Q: It’s interesting that there is a gender pay gap in pocket money rates – why do you think this is?
A: Do boys drive a harder bargain when it comes to pay and do they need more motivation to complete chores? Or, are parents subconsciously giving more to their boys than their girls when it comes to a regular allowance?
While the gender pay gap seems to mirror the experience felt by many adults in the work place today, it is not clear why the divide is so evident when it comes to pocket money. No matter what the reason for the divide, these results should certainly be of interest to parents and kids who are looking at the way pocket money is handled in their home.
Q: It is indeed great to see that kids are saving more than ever – do you think that learning good savings habits at a young age has lifelong benefit? What are some ways that parents could encourage reluctant savers to save more of their cash?
A: Establishing good spending and saving habits plays an important role in setting up a great foundation for a child’s lifelong relationship with money.

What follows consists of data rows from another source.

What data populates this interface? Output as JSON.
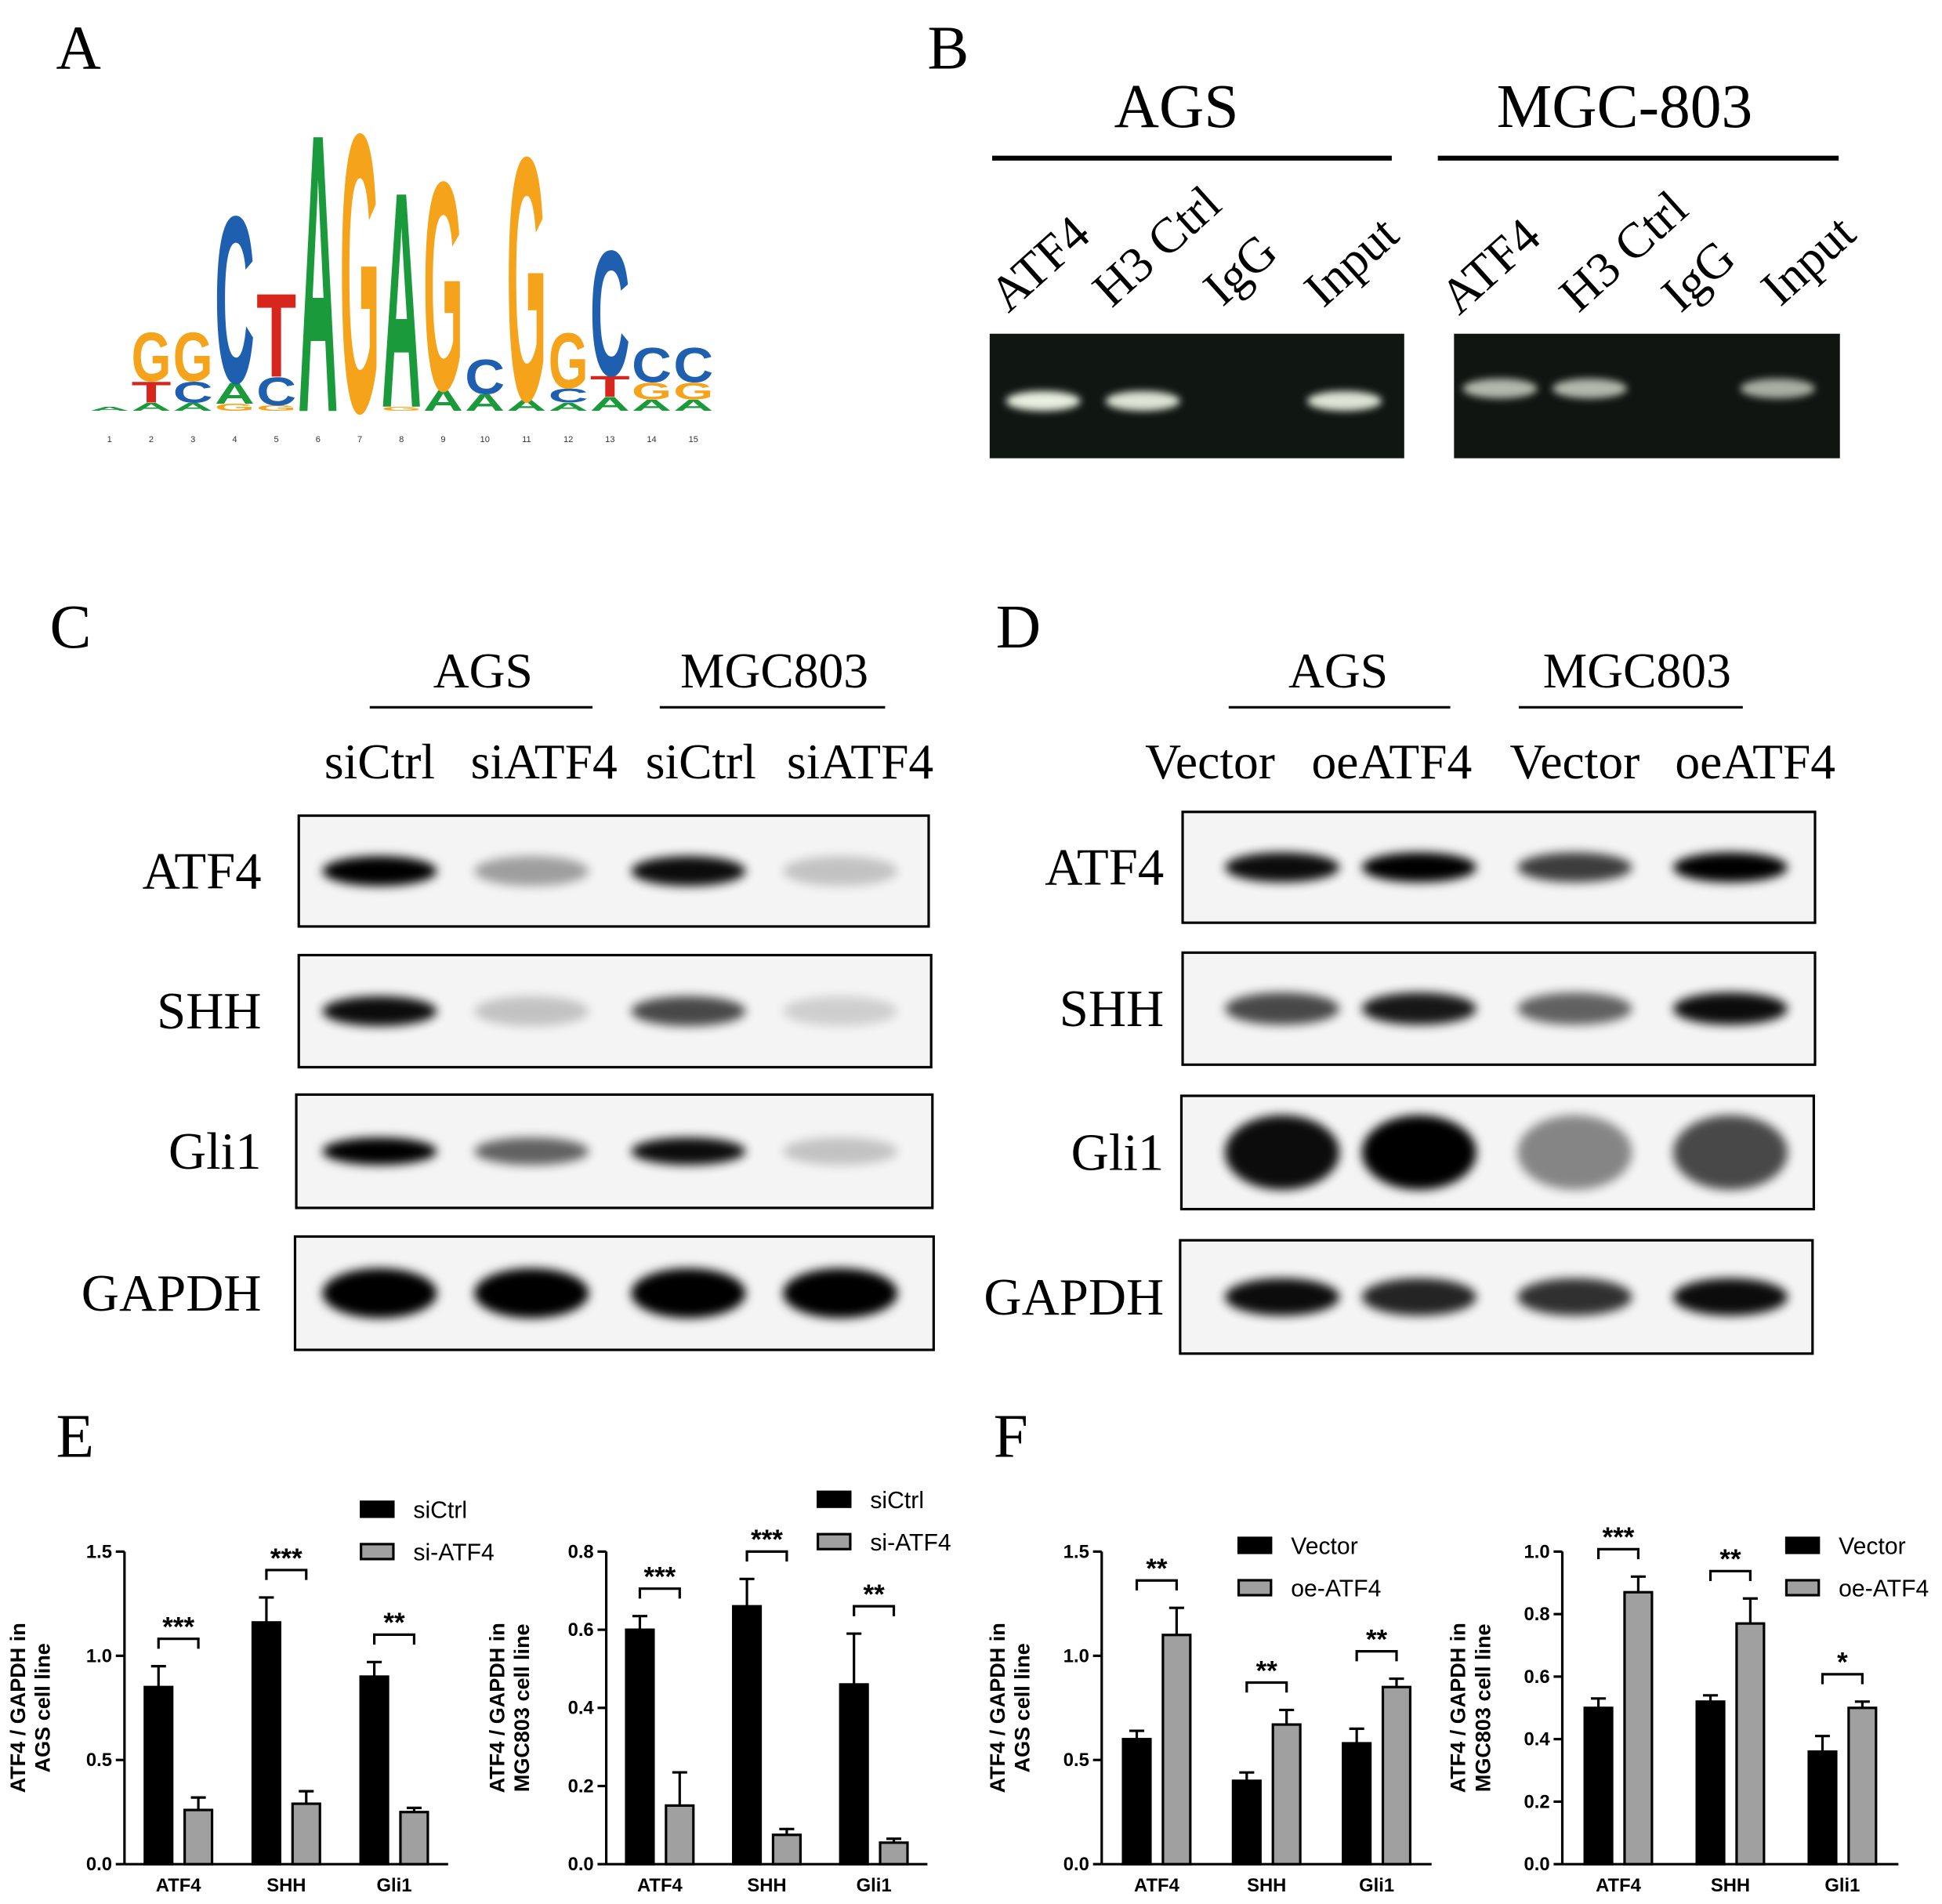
{
  "panel_labels": [
    "A",
    "B",
    "C",
    "D",
    "E",
    "F"
  ],
  "motif": {
    "positions": [
      1,
      2,
      3,
      4,
      5,
      6,
      7,
      8,
      9,
      10,
      11,
      12,
      13,
      14,
      15
    ],
    "stacks": [
      [
        {
          "letter": "A",
          "bits": 0.03
        }
      ],
      [
        {
          "letter": "A",
          "bits": 0.06
        },
        {
          "letter": "T",
          "bits": 0.15
        },
        {
          "letter": "G",
          "bits": 0.35
        }
      ],
      [
        {
          "letter": "A",
          "bits": 0.06
        },
        {
          "letter": "C",
          "bits": 0.15
        },
        {
          "letter": "G",
          "bits": 0.35
        }
      ],
      [
        {
          "letter": "G",
          "bits": 0.05
        },
        {
          "letter": "A",
          "bits": 0.15
        },
        {
          "letter": "C",
          "bits": 1.2
        }
      ],
      [
        {
          "letter": "G",
          "bits": 0.04
        },
        {
          "letter": "C",
          "bits": 0.2
        },
        {
          "letter": "T",
          "bits": 0.6
        }
      ],
      [
        {
          "letter": "A",
          "bits": 2.0
        }
      ],
      [
        {
          "letter": "G",
          "bits": 2.0
        }
      ],
      [
        {
          "letter": "G",
          "bits": 0.03
        },
        {
          "letter": "A",
          "bits": 1.55
        }
      ],
      [
        {
          "letter": "A",
          "bits": 0.15
        },
        {
          "letter": "G",
          "bits": 1.5
        }
      ],
      [
        {
          "letter": "A",
          "bits": 0.12
        },
        {
          "letter": "C",
          "bits": 0.25
        }
      ],
      [
        {
          "letter": "A",
          "bits": 0.08
        },
        {
          "letter": "G",
          "bits": 1.75
        }
      ],
      [
        {
          "letter": "A",
          "bits": 0.06
        },
        {
          "letter": "C",
          "bits": 0.1
        },
        {
          "letter": "G",
          "bits": 0.4
        }
      ],
      [
        {
          "letter": "A",
          "bits": 0.1
        },
        {
          "letter": "T",
          "bits": 0.15
        },
        {
          "letter": "C",
          "bits": 0.9
        }
      ],
      [
        {
          "letter": "A",
          "bits": 0.08
        },
        {
          "letter": "G",
          "bits": 0.12
        },
        {
          "letter": "C",
          "bits": 0.25
        }
      ],
      [
        {
          "letter": "A",
          "bits": 0.08
        },
        {
          "letter": "G",
          "bits": 0.12
        },
        {
          "letter": "C",
          "bits": 0.25
        }
      ]
    ]
  },
  "chip": {
    "groups": [
      {
        "title": "AGS",
        "lanes": [
          "ATF4",
          "H3 Ctrl",
          "IgG",
          "Input"
        ]
      },
      {
        "title": "MGC-803",
        "lanes": [
          "ATF4",
          "H3 Ctrl",
          "IgG",
          "Input"
        ]
      }
    ]
  },
  "western_knockdown": {
    "groups": [
      {
        "title": "AGS",
        "lanes": [
          "siCtrl",
          "siATF4"
        ]
      },
      {
        "title": "MGC803",
        "lanes": [
          "siCtrl",
          "siATF4"
        ]
      }
    ],
    "proteins": [
      "ATF4",
      "SHH",
      "Gli1",
      "GAPDH"
    ]
  },
  "western_overexpression": {
    "groups": [
      {
        "title": "AGS",
        "lanes": [
          "Vector",
          "oeATF4"
        ]
      },
      {
        "title": "MGC803",
        "lanes": [
          "Vector",
          "oeATF4"
        ]
      }
    ],
    "proteins": [
      "ATF4",
      "SHH",
      "Gli1",
      "GAPDH"
    ]
  },
  "chart_data": [
    {
      "type": "bar",
      "ylabel": [
        "ATF4 / GAPDH in",
        "AGS cell line"
      ],
      "categories": [
        "ATF4",
        "SHH",
        "Gli1"
      ],
      "series": [
        {
          "name": "siCtrl",
          "color": "#000000",
          "values": [
            0.85,
            1.16,
            0.9
          ],
          "errors": [
            0.1,
            0.12,
            0.07
          ]
        },
        {
          "name": "si-ATF4",
          "color": "#a0a0a0",
          "values": [
            0.26,
            0.29,
            0.25
          ],
          "errors": [
            0.06,
            0.06,
            0.02
          ]
        }
      ],
      "significance": [
        "***",
        "***",
        "**"
      ],
      "ylim": [
        0,
        1.5
      ],
      "yticks": [
        {
          "value": 0,
          "label": "0.0"
        },
        0.5,
        {
          "value": 1,
          "label": "1.0"
        },
        1.5
      ],
      "legend": "upper right"
    },
    {
      "type": "bar",
      "ylabel": [
        "ATF4 / GAPDH in",
        "MGC803 cell line"
      ],
      "categories": [
        "ATF4",
        "SHH",
        "Gli1"
      ],
      "series": [
        {
          "name": "siCtrl",
          "color": "#000000",
          "values": [
            0.6,
            0.66,
            0.46
          ],
          "errors": [
            0.035,
            0.07,
            0.13
          ]
        },
        {
          "name": "si-ATF4",
          "color": "#a0a0a0",
          "values": [
            0.15,
            0.075,
            0.055
          ],
          "errors": [
            0.085,
            0.015,
            0.01
          ]
        }
      ],
      "significance": [
        "***",
        "***",
        "**"
      ],
      "ylim": [
        0,
        0.8
      ],
      "yticks": [
        {
          "value": 0,
          "label": "0.0"
        },
        0.2,
        0.4,
        0.6,
        0.8
      ],
      "legend": "upper right"
    },
    {
      "type": "bar",
      "ylabel": [
        "ATF4 / GAPDH in",
        "AGS cell line"
      ],
      "categories": [
        "ATF4",
        "SHH",
        "Gli1"
      ],
      "series": [
        {
          "name": "Vector",
          "color": "#000000",
          "values": [
            0.6,
            0.4,
            0.58
          ],
          "errors": [
            0.04,
            0.04,
            0.07
          ]
        },
        {
          "name": "oe-ATF4",
          "color": "#a0a0a0",
          "values": [
            1.1,
            0.67,
            0.85
          ],
          "errors": [
            0.13,
            0.07,
            0.04
          ]
        }
      ],
      "significance": [
        "**",
        "**",
        "**"
      ],
      "ylim": [
        0,
        1.5
      ],
      "yticks": [
        {
          "value": 0,
          "label": "0.0"
        },
        0.5,
        {
          "value": 1,
          "label": "1.0"
        },
        1.5
      ],
      "legend": "upper right"
    },
    {
      "type": "bar",
      "ylabel": [
        "ATF4 / GAPDH in",
        "MGC803 cell line"
      ],
      "categories": [
        "ATF4",
        "SHH",
        "Gli1"
      ],
      "series": [
        {
          "name": "Vector",
          "color": "#000000",
          "values": [
            0.5,
            0.52,
            0.36
          ],
          "errors": [
            0.03,
            0.02,
            0.05
          ]
        },
        {
          "name": "oe-ATF4",
          "color": "#a0a0a0",
          "values": [
            0.87,
            0.77,
            0.5
          ],
          "errors": [
            0.05,
            0.08,
            0.02
          ]
        }
      ],
      "significance": [
        "***",
        "**",
        "*"
      ],
      "ylim": [
        0,
        1
      ],
      "yticks": [
        {
          "value": 0,
          "label": "0.0"
        },
        0.2,
        0.4,
        0.6,
        0.8,
        {
          "value": 1,
          "label": "1.0"
        }
      ],
      "legend": "upper right"
    }
  ]
}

While spending pocket money as it’s received is tempting, it’s important for children to learn about saving their money and thinking about what they will spend it on. One of the best lessons a child can learn is to understand the importance of waiting to purchase an item, rather than buying it on the spot. You can help your child with this lesson by encouraging them to think about a purchase for a couple of weeks before handing over the money and by setting up their very own savings account to keep their money in.
Poor money habits can follow a child into adulthood and can cause problems when it comes to saving for important purchases such as a car or a house deposit. For parents wanting to help their children save try these five tips:
- Open a bank account especially for your child.
- Offer extra pocket money for special jobs.
- Encourage them to save their spare change.
- Reward the child for saving. For example, a special treat when they reach a small goal.
- Match your child’s contributions.
Remember, there’s no better way to help your child learn about money than by setting a good example yourself. Every time you buy an item on a whim or talk about spending or saving money your child will pick up on it.